U.S. government says upcoming WeChat ban won’t target users


The Tencent Holdings Ltd. WeChat app is displayed in the App Store on a smartphone in an arranged photograph taken in Arlington, Virginia, on Friday, Aug. 7, 2020.

Andrew Harrer | Bloomberg | Getty Images

A looming U.S. ban on the Chinese app WeChat won’t target people who use the app to communicate, according to a government court filing Wednesday.

President Donald Trump issued orders on August 6 that targeted WeChat and TikTok as purported national-security threats and imposed a September 20 deadline for the Commerce Department to draft specific measures for blocking “transactions” with the Chinese owners of the apps.

The nonprofit U.S. WeChat Users Alliance and several people who say they rely on the app for work, worship and staying in touch with relatives in China sued to stop the ban in federal court in California. The suit says the ban violates its U.S. users’ freedom of speech, free exercise of religion and other constitutional rights.

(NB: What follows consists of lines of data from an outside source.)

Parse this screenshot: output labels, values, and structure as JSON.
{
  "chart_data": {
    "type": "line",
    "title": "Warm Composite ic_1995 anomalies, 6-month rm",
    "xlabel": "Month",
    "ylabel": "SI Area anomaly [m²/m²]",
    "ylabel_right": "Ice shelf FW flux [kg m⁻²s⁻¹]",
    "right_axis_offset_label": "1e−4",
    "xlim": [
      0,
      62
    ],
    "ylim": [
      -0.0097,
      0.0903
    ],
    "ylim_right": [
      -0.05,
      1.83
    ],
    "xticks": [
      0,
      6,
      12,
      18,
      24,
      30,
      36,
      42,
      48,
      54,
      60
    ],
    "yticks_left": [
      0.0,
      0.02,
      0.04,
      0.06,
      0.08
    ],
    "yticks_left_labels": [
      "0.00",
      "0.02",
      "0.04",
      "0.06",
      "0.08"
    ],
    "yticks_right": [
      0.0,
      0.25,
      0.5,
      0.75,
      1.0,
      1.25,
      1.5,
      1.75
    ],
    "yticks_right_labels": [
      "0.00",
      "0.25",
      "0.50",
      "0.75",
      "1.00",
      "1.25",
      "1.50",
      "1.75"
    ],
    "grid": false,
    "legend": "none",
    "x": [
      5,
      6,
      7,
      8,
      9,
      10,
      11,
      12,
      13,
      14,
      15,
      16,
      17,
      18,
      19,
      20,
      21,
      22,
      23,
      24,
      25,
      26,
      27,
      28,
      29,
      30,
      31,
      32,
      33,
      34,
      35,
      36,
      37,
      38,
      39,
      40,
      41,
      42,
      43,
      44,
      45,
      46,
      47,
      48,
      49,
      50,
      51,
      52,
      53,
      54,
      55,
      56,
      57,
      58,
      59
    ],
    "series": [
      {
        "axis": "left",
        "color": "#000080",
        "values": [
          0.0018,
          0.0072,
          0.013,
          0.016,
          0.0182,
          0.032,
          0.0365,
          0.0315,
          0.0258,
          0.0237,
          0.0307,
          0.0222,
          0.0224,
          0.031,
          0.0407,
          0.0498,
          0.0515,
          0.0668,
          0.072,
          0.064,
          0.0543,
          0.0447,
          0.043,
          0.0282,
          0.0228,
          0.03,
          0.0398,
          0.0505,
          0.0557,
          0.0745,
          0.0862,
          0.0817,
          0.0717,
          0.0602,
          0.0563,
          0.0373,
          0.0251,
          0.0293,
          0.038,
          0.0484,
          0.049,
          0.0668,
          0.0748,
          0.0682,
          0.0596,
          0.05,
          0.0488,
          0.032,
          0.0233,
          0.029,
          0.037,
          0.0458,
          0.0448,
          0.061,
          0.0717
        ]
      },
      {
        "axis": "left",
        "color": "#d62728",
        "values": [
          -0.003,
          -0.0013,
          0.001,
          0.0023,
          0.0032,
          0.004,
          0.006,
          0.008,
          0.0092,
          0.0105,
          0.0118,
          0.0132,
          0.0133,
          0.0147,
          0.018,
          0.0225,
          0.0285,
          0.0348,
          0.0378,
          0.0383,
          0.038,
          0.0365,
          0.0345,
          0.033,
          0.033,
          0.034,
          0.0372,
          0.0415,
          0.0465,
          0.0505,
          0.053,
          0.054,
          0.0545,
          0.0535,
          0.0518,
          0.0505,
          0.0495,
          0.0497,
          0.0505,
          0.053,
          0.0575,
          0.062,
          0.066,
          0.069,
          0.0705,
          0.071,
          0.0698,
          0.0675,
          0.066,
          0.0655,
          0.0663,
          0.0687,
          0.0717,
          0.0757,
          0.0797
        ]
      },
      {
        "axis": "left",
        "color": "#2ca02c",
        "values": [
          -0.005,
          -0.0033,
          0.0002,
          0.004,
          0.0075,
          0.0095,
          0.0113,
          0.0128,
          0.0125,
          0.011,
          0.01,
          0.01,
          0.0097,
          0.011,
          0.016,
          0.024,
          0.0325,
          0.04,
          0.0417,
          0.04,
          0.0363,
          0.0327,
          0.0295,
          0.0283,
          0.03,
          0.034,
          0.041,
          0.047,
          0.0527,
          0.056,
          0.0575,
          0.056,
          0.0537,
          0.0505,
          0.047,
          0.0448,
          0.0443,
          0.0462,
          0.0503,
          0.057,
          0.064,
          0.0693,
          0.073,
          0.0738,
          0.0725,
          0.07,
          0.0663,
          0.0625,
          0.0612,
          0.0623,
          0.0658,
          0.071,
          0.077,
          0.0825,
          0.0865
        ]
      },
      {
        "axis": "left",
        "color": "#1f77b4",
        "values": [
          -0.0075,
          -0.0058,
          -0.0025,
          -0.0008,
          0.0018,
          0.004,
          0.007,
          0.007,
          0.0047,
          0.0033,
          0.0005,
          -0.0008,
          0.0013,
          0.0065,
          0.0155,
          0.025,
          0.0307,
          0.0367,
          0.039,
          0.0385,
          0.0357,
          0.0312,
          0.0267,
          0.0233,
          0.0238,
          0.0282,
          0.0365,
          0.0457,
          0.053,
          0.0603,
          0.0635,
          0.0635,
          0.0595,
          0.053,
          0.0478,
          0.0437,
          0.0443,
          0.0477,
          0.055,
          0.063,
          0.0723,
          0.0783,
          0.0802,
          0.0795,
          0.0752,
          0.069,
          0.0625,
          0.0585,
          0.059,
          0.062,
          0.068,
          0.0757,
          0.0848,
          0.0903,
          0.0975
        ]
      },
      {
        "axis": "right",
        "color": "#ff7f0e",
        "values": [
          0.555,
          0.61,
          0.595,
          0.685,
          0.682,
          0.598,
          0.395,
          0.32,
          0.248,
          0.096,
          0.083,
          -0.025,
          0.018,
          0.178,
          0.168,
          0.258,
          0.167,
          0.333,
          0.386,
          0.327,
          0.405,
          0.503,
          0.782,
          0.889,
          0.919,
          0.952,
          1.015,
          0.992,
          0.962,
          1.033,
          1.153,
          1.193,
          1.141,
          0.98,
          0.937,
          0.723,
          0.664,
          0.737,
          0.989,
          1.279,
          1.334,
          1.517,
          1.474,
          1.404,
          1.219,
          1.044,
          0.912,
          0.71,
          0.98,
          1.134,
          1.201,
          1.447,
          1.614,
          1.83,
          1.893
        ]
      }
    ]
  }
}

The WeChat users, who say they are not affiliated with WeChat or its parent company, Tencent, are seeking an injunction against the order, and a hearing is scheduled for Thursday.

WeChat users in the U.S. depend on the app to talk to friends, family and colleagues in China, where the messaging, payments and social media app is widely used. It has several million users in the U.S.

The Justice Department said in the Wednesday filing that the Commerce Department “does not intend to take actions that would target persons or groups whose only connection with WeChat is their use or downloading of the app to convey personal or business information between users.” It added that such users would not be exposed to “criminal or civil liability.”

The government filing said that using and downloading the app to communicate won’t be a banned transaction, although messaging on the app could be “directly or indirectly impaired” by the ban.

The Justice Department’s filing said that these “assurances largely address” concerns raised by the plaintiffs who called for an injunction.

The lead lawyer for the WeChat users, Michael Bien, said in an interview that the plaintiffs will be filing a response later Wednesday.